Necrohell's Where Solitude and Coldness Unite 7" sounds about the same way as it sounds: cold and black as fuck. Coming off their debut Under a Sign of a Pagan Winter, one should not have any expectations other than the typical Norse style black metal drubbing he or she has experienced a thousand times before this. But I must admit, that the title track here (and the one original contribution) is appropriately vicious and feral, and the listener gets the impression he or she is being chased through the winter forest by SOMETHING, whether that be the baying pack of hungry wolves or a killer in a ski mask.
The tones are good and rich, the melodies predictable but potent, and the resonant rasping of Sorg is nothing to scoff at.
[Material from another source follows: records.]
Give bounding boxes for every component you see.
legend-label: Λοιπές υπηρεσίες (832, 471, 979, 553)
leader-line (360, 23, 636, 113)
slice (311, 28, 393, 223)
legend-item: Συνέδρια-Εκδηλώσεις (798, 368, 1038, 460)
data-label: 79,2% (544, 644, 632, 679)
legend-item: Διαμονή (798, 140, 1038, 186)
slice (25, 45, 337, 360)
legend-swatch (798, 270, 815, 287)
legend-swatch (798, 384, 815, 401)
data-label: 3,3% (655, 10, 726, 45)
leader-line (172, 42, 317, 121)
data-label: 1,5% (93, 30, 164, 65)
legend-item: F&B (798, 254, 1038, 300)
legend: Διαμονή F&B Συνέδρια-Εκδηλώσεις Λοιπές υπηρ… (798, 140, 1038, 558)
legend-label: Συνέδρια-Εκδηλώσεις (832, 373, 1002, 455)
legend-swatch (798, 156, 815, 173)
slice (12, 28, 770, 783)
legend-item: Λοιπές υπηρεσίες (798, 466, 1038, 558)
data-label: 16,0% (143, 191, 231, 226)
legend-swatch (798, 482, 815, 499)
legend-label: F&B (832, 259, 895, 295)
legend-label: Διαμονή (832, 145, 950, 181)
For a song nearing 7 minutes, it also keeps its pitch and pace varied enough to perk the listener's interest. In fact, this one track is better than anything you'll find on the debut, and it's all owed to the experienced riffing of Ungod, who has been rather prolific through the 21st century Hellenic scene with Sad, Nargothrond and Slaughtered Priest. The other track, "38 Millimeter" is a cover of a Greek punk band called Adiexodo, who were around in the early 80s (I'd never heard them before), and Ungod does well to transform this into his usual streaming, black metal style. The opening notes are a bit repetitive, but you can definitely feel the punk undercurrent and how well it actually fits in this new format, with a rather 'warmer' feeling to the chords than the Necrohell original.
Anyhow, while this might not be the most impressive 7" out there, it shows a clear sign of improvement and possibly better things to come if Ungod can find time away from his numerous other projects. If you enjoyed the debut, then you'll probably love this, despite its obviously derivative style. Fans of Mayhem and Darkthrone will find its aesthetics familiar.